Speaking at the National Association for Business Economics annual meeting in Philadelphia on Tuesday, Powell said risks to employment have increased in recent months, as hiring momentum weakens and labor force growth stalls.

“While the unemployment rate remained low through August, payroll gains have slowed sharply,” he said. “That likely reflects lower immigration and reduced labor force participation.”

Private data has already pointed to a marked cooling in hiring for September, although official figures have yet to be released due to the ongoing US government shutdown. The Labor Department has postponed the monthly payrolls report but recalled staff to prepare the consumer price index data later this month.

Fed on track for more cuts

The Fed cut its benchmark interest rate by a quarter percentage point in September — the first reduction this year — in a move aimed at supporting the softening labor market. Policymakers projected another half percentage point of cuts by year-end, suggesting two additional moves at the upcoming October and December meetings.

Powell’s latest comments strengthened market expectations that another rate cut is imminent. According to CME Group data, futures traders now see a near-100% chance of a reduction later this month.

“A rate cut in October is done,” said Julia Coronado, founder of research firm MacroPolicy Perspectives and a former Fed economist. “Nothing has changed the perspective that there’s still downside risk to the labor market.”

Powell acknowledged that while overall economic growth appears resilient, “downside risks to employment appear to have risen.” He also warned that a continued slowdown in hiring could soon push unemployment higher. “You’re at a place where further declines in job openings might very well show up in unemployment,” he said.

The jobless rate edged up to 4.3% in August — still historically low, but noticeably higher than earlier in the year.

Balancing jobs and inflation

The latest developments come as the Fed faces one of its toughest balancing acts in years. The central bank’s dual mandate requires it to pursue both maximum employment and stable prices, yet these goals are increasingly at odds. Inflation remains slightly above the Fed’s 2% target even as the labor market loses steam.

“Right now, the risks to the employment side of the mandate are rising,” said Yelena Shulyatyeva, senior US economist at The Conference Board. “That’s what will drive the decision in the near term.”

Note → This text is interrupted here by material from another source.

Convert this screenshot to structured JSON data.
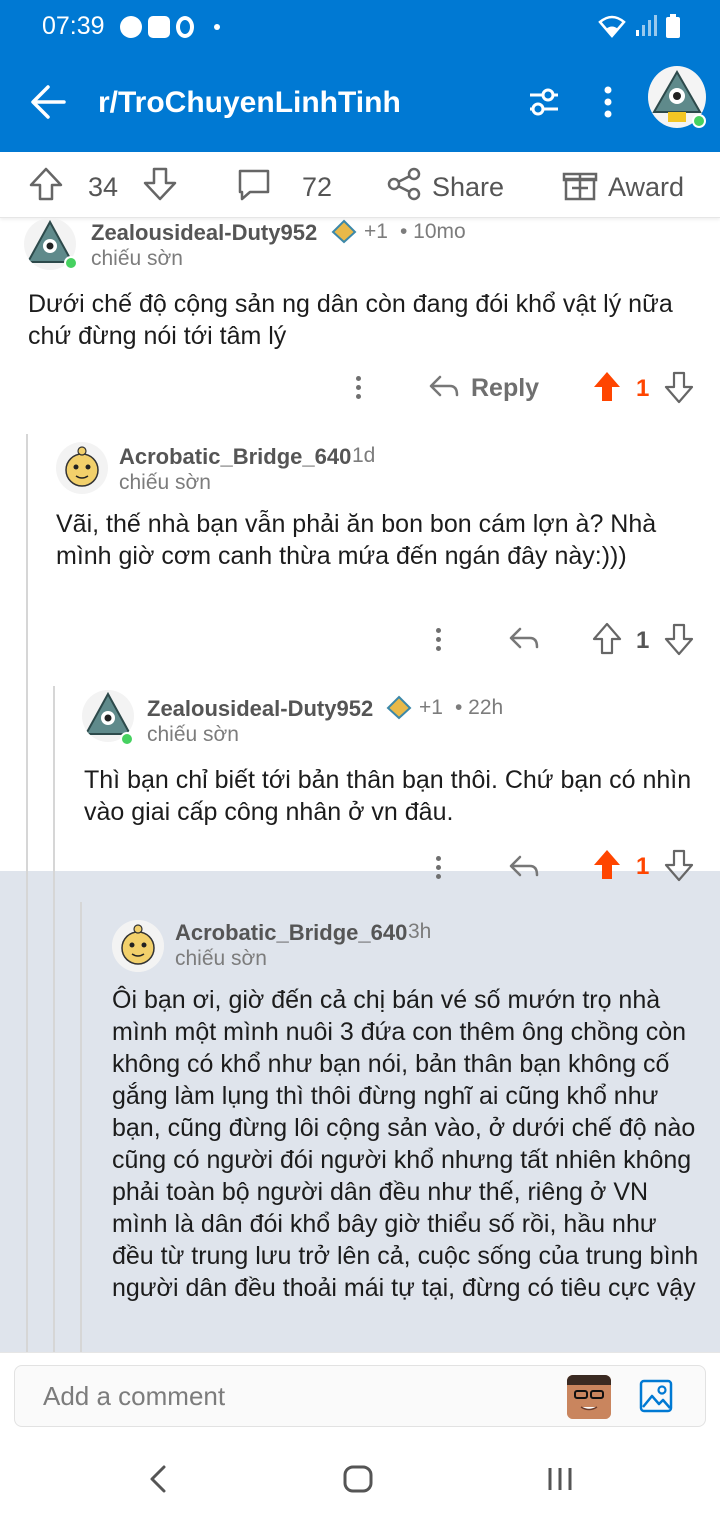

At the same time, the prolonged government shutdown has made it harder for policymakers to gauge the economy’s direction. Powell said the absence of official data — long considered the “gold standard” — could complicate decision-making if the shutdown drags on.

“We don’t expect that we’d be able to replace the data we’re not getting,” he cautioned. “If this goes on for a while, it could become more challenging.”

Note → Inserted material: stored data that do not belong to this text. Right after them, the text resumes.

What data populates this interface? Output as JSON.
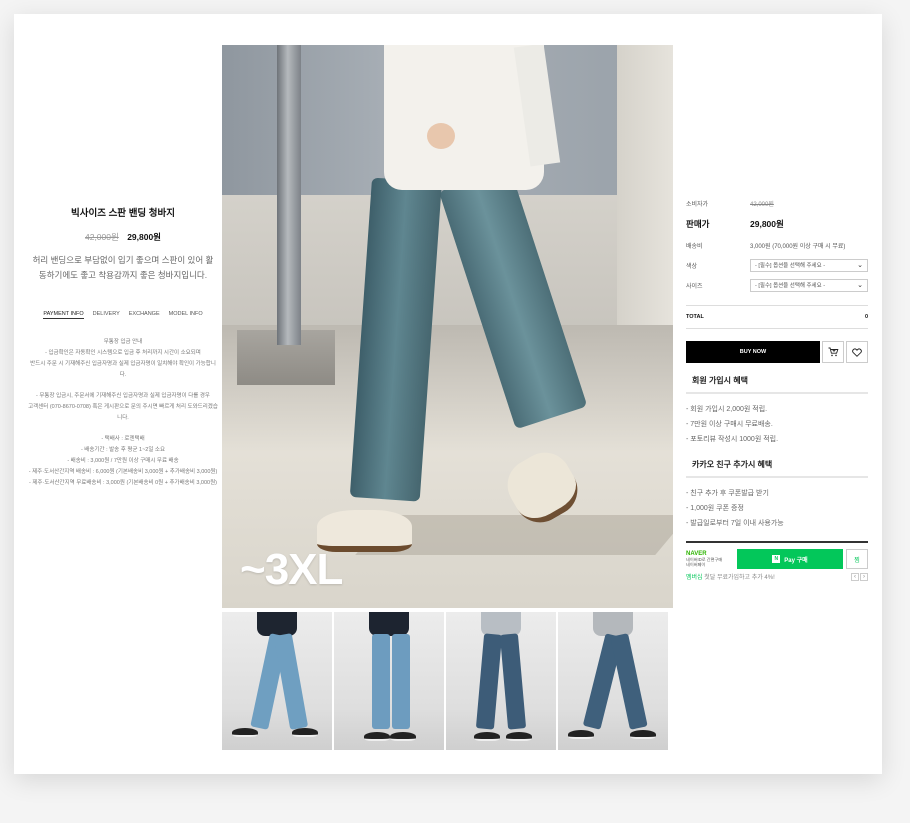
{
  "product": {
    "title": "빅사이즈 스판 밴딩 청바지",
    "old_price": "42,000원",
    "price": "29,800원",
    "description": "허리 밴딩으로 부담없이 입기 좋으며 스판이 있어 활동하기에도 좋고 착용감까지 좋은 청바지입니다."
  },
  "info_tabs": [
    "PAYMENT INFO",
    "DELIVERY",
    "EXCHANGE",
    "MODEL INFO"
  ],
  "payment_info": {
    "heading": "무통장 입금 안내",
    "lines1": [
      "- 입금확인은 자동확인 시스템으로 입금 후 처리까지 시간이 소요되며",
      "반드시 주문 시 기재해주신 입금자명과 실제 입금자명이 일치해야 확인이 가능합니다."
    ],
    "lines2": [
      "- 무통장 입금시, 주문서에 기재해주신 입금자명과 실제 입금자명이 다를 경우",
      "고객센터 (070-8670-0708) 혹은 게시판으로 문의 주시면 빠르게 처리 도와드리겠습니다."
    ],
    "lines3": [
      "- 택배사 : 로젠택배",
      "- 배송기간 : 발송 후 평균 1~2일 소요",
      "- 배송비 : 3,000원 / 7만원 이상 구매시 무료 배송",
      "- 제주·도서산간지역 배송비 : 6,000원 (기본배송비 3,000원 + 추가배송비 3,000원)",
      "- 제주·도서산간지역 무료배송비 : 3,000원 (기본배송비 0원 + 추가배송비 3,000원)"
    ]
  },
  "main_image": {
    "size_label": "~3XL"
  },
  "thumbnails": [
    {
      "top": "#1e2530",
      "jean": "#6f9fc1"
    },
    {
      "top": "#1d2430",
      "jean": "#6d9cbf"
    },
    {
      "top": "#b8bec4",
      "jean": "#3d5c78"
    },
    {
      "top": "#b4b8bc",
      "jean": "#3f607c"
    }
  ],
  "order": {
    "consumer_price_label": "소비자가",
    "consumer_price": "42,000원",
    "sale_price_label": "판매가",
    "sale_price": "29,800원",
    "shipping_label": "배송비",
    "shipping": "3,000원 (70,000원 이상 구매 시 무료)",
    "color_label": "색상",
    "color_select": "- [필수] 옵션을 선택해 주세요 -",
    "size_label": "사이즈",
    "size_select": "- [필수] 옵션을 선택해 주세요 -",
    "total_label": "TOTAL",
    "total_value": "0",
    "buy_label": "BUY NOW"
  },
  "benefits": {
    "member_title": "회원 가입시 혜택",
    "member_items": [
      "- 회원 가입시 2,000원 적립.",
      "- 7만원 이상 구매시 무료배송.",
      "- 포토리뷰 작성시 1000원 적립."
    ],
    "kakao_title": "카카오 친구 추가시 혜택",
    "kakao_items": [
      "- 친구 추가 후 쿠폰발급 받기",
      "- 1,000원 쿠폰 증정",
      "- 발급일로부터 7일 이내 사용가능"
    ]
  },
  "npay": {
    "brand": "NAVER",
    "sub1": "네이버ID로 간편구매",
    "sub2": "네이버페이",
    "btn_icon": "N",
    "btn_label": "Pay 구매",
    "wish": "찜",
    "promo_green": "멤버십",
    "promo_text": "첫달 무료가입하고 추가 4%!",
    "prev": "‹",
    "next": "›"
  },
  "colors": {
    "accent_green": "#03c75a",
    "buy_bg": "#000000"
  }
}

The Fed’s September projections showed policymakers split over the pace of easing. While the median forecast from 19 officials pointed to two more cuts this year, nine saw one or fewer as appropriate. That divide has added uncertainty about how far the Fed will go next year.

“There’s a sense of caution in Powell’s tone,” said Diane Swonk, chief economist at KPMG. “The Fed knows it has to act to prevent a sharper slowdown, but it also doesn’t want to overstimulate while inflation remains sticky.”

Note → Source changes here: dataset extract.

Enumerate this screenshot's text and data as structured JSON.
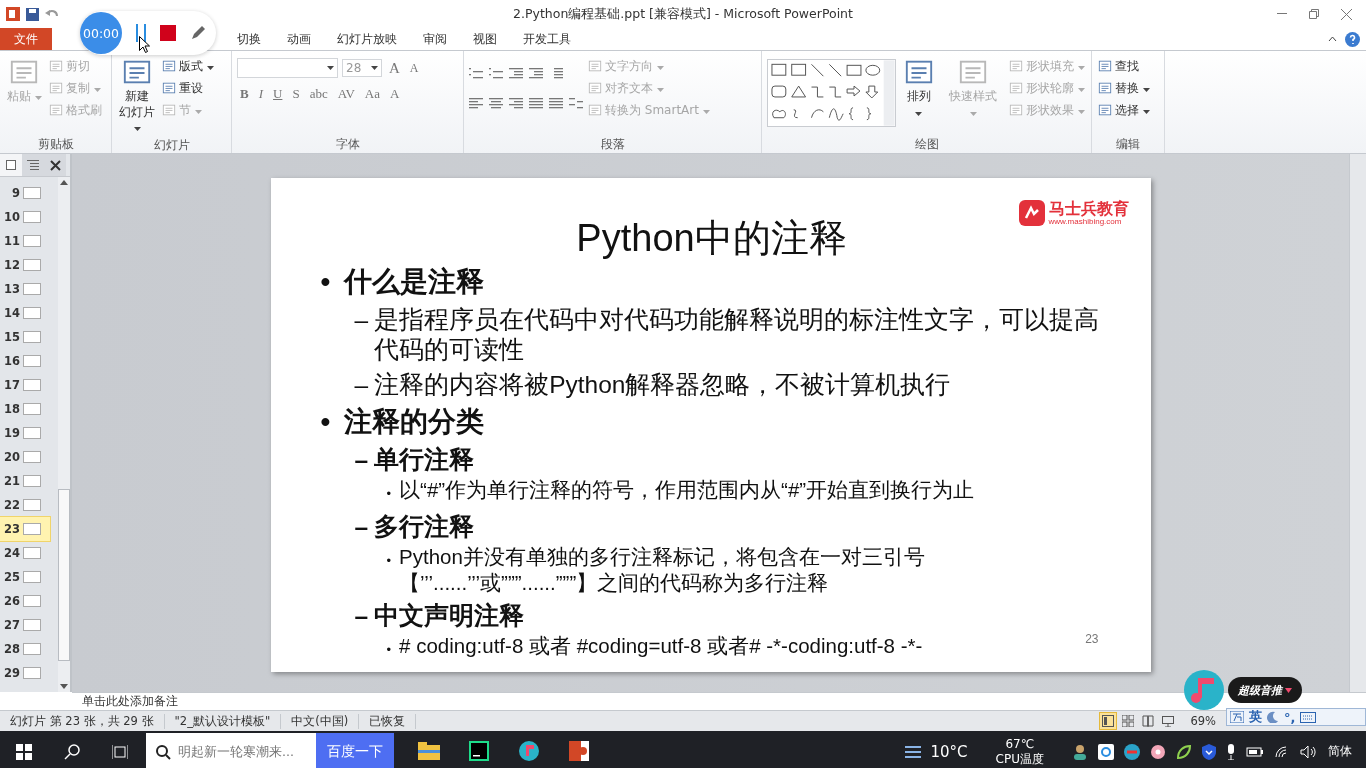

Powell acknowledged there is “no risk-free path for policy,” emphasizing the difficulty of balancing competing goals. “We must navigate the tension between our employment and inflation objectives carefully,” he said.

Fed approaching end of balance sheet reduction

In a further signal of policy adjustment, Powell hinted that the Fed could soon halt the shrinking of its balance sheet — a process known as “quantitative tightening” — which began after the pandemic-era asset purchases.

“Our long-stated plan is to stop balance sheet runoff when reserves are somewhat above the level we judge consistent with ample reserve conditions,” he said. “We may approach that point in coming months.”

The Fed’s balance sheet had ballooned during the COVID-19 crisis as it bought trillions of dollars in Treasury and mortgage-backed securities to stabilize financial markets. Slowing the runoff would help maintain liquidity in short-term funding markets, analysts say.

Despite the labor market concerns, Powell noted that overall growth still appears to be holding up. Consumer spending remains solid, supported by strong household balance sheets, and business activity has yet to contract meaningfully.

Still, economists warn that the combination of slower hiring, fading immigration, and uncertainty over fiscal policy could weigh on the economy heading into 2026.

“The Fed is clearly shifting toward an employment-first mindset,” said Coronado. “Inflation is under better control, but the job market’s cooling faster than expected — and that’s what’s driving the new policy tone.”

The Fed’s next policy meeting is scheduled for October 28–29, when officials are widely expected to deliver another quarter-point rate cut.